A squinch owl can be any great variety of things: in literature it is the title of a short story penned by Zora Neale Hurston, while in architecture a squinch is the device by which a square or polygonal room is transformed to support a dome.
For singer-songwriter Sofia Albam it is her musical moniker, and while the image of a squinching owl may seem to embody a creature that is fearful and shy, the voice of this artist is anything but a passing flutter. Composed of such brash aggression of a heartfelt nature rather than messy constitution, she plays accordion and banjo and is accompanied by a three piece band whose folk formats find themselves juxtaposed with the oftentimes, vocal punk urgency of their lyricist.
Homeward Bound, described as “seven songs to shriek and sing and laugh and love and dance to, if you want to”, is the last in a series of three EPs released via Bandcamp this year. Its Gothic folk quality and stark production are telling of its homemade characteristics and gritty narrative.

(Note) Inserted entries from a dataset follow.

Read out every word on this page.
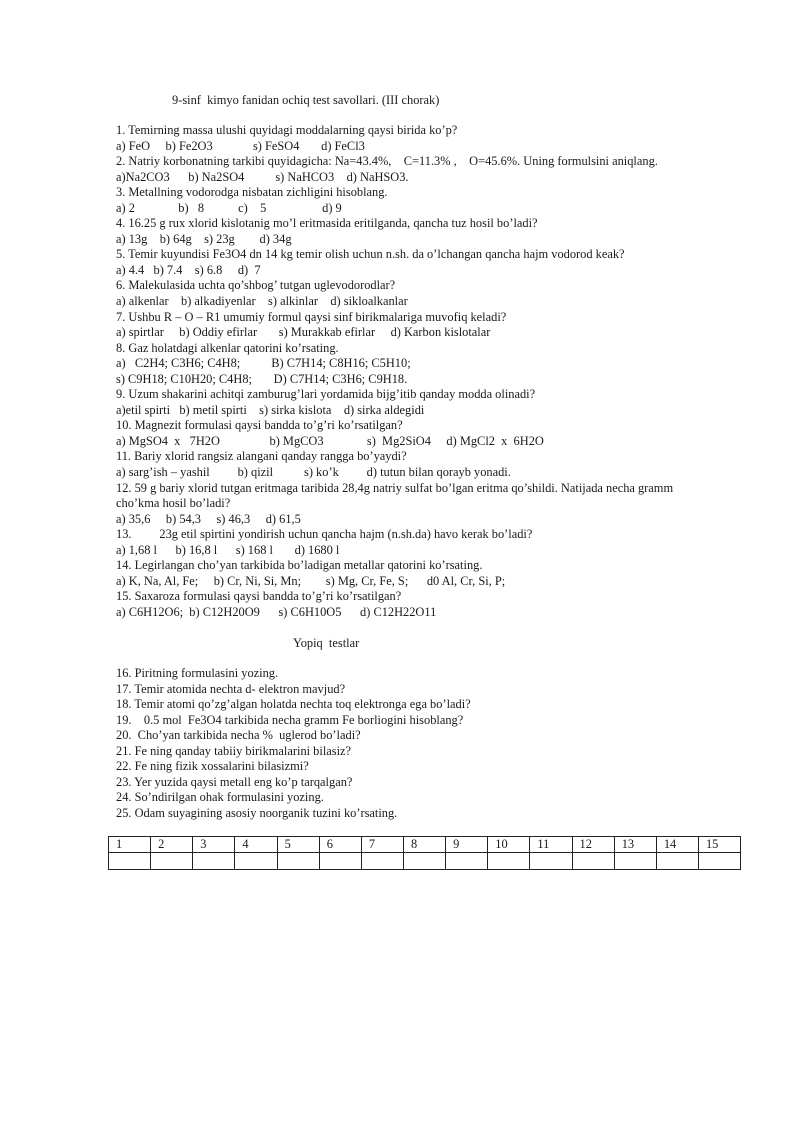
9-sinf  kimyo fanidan ochiq test savollari. (III chorak)
1. Temirning massa ulushi quyidagi moddalarning qaysi birida ko’p?
a) FeO     b) Fe2O3             s) FeSO4       d) FeCl3
2. Natriy korbonatning tarkibi quyidagicha: Na=43.4%,    C=11.3% ,    O=45.6%. Uning formulsini aniqlang.
a)Na2CO3      b) Na2SO4          s) NaHCO3    d) NaHSO3.
3. Metallning vodorodga nisbatan zichligini hisoblang.
a) 2              b)   8           c)    5                  d) 9
4. 16.25 g rux xlorid kislotanig mo’l eritmasida eritilganda, qancha tuz hosil bo’ladi?
a) 13g    b) 64g    s) 23g        d) 34g
5. Temir kuyundisi Fe3O4 dn 14 kg temir olish uchun n.sh. da o’lchangan qancha hajm vodorod keak?
a) 4.4   b) 7.4    s) 6.8     d)  7
6. Malekulasida uchta qo’shbog’ tutgan uglevodorodlar?
a) alkenlar    b) alkadiyenlar    s) alkinlar    d) sikloalkanlar
7. Ushbu R – O – R1 umumiy formul qaysi sinf birikmalariga muvofiq keladi?
a) spirtlar     b) Oddiy efirlar       s) Murakkab efirlar     d) Karbon kislotalar
8. Gaz holatdagi alkenlar qatorini ko’rsating.
a)   C2H4; C3H6; C4H8;          B) C7H14; C8H16; C5H10;
s) C9H18; C10H20; C4H8;       D) C7H14; C3H6; C9H18.
9. Uzum shakarini achitqi zamburug’lari yordamida bijg’itib qanday modda olinadi?
a)etil spirti   b) metil spirti    s) sirka kislota    d) sirka aldegidi
10. Magnezit formulasi qaysi bandda to’g’ri ko’rsatilgan?
a) MgSO4  x   7H2O                b) MgCO3              s)  Mg2SiO4     d) MgCl2  x  6H2O
11. Bariy xlorid rangsiz alangani qanday rangga bo’yaydi?
a) sarg’ish – yashil         b) qizil          s) ko’k         d) tutun bilan qorayb yonadi.
12. 59 g bariy xlorid tutgan eritmaga taribida 28,4g natriy sulfat bo’lgan eritma qo’shildi. Natijada necha gramm
cho’kma hosil bo’ladi?
a) 35,6     b) 54,3     s) 46,3     d) 61,5
13.         23g etil spirtini yondirish uchun qancha hajm (n.sh.da) havo kerak bo’ladi?
a) 1,68 l      b) 16,8 l      s) 168 l       d) 1680 l
14. Legirlangan cho’yan tarkibida bo’ladigan metallar qatorini ko’rsating.
a) K, Na, Al, Fe;     b) Cr, Ni, Si, Mn;        s) Mg, Cr, Fe, S;      d0 Al, Cr, Si, P;
15. Saxaroza formulasi qaysi bandda to’g’ri ko’rsatilgan?
a) C6H12O6;  b) C12H20O9      s) C6H10O5      d) C12H22O11
Yopiq  testlar
16. Piritning formulasini yozing.
17. Temir atomida nechta d- elektron mavjud?
18. Temir atomi qo’zg’algan holatda nechta toq elektronga ega bo’ladi?
19.    0.5 mol  Fe3O4 tarkibida necha gramm Fe borliogini hisoblang?
20.  Cho’yan tarkibida necha %  uglerod bo’ladi?
21. Fe ning qanday tabiiy birikmalarini bilasiz?
22. Fe ning fizik xossalarini bilasizmi?
23. Yer yuzida qaysi metall eng ko’p tarqalgan?
24. So’ndirilgan ohak formulasini yozing.
25. Odam suyagining asosiy noorganik tuzini ko’rsating.
1	2	3	4	5	6	7	8	9	10	11	12	13	14	15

The instrumentation moves between the simplistic banjo plucked opener, “Meet Me There”‘s rite of passage, escapist “I didn’t really know where I was going/Just as long as it was right from here” to the eerie, heart-tugging of Maxwell Pertley Lysobey’s musical saw on break-up track “We Will Do Great Things”.
The 21-year-old, originally from New York State is blessed with a voice somewhat akin to the sisters of First Aid Kit, and bearing a similar simplistic honesty. However Albam offers a stripped down angrier, dragged through the dirt version, her music feeling all the more true for the removal any dignity and reservation she presents. With this voice there is no sense of uncertainty and that is what makes her such a compelling listen. She is in constant battle with her mind and her heart; from quivering openings to dams of emotion and tumults of impassioned vocals hers is a voice that makes a stance and one that’s hard not to take notice of.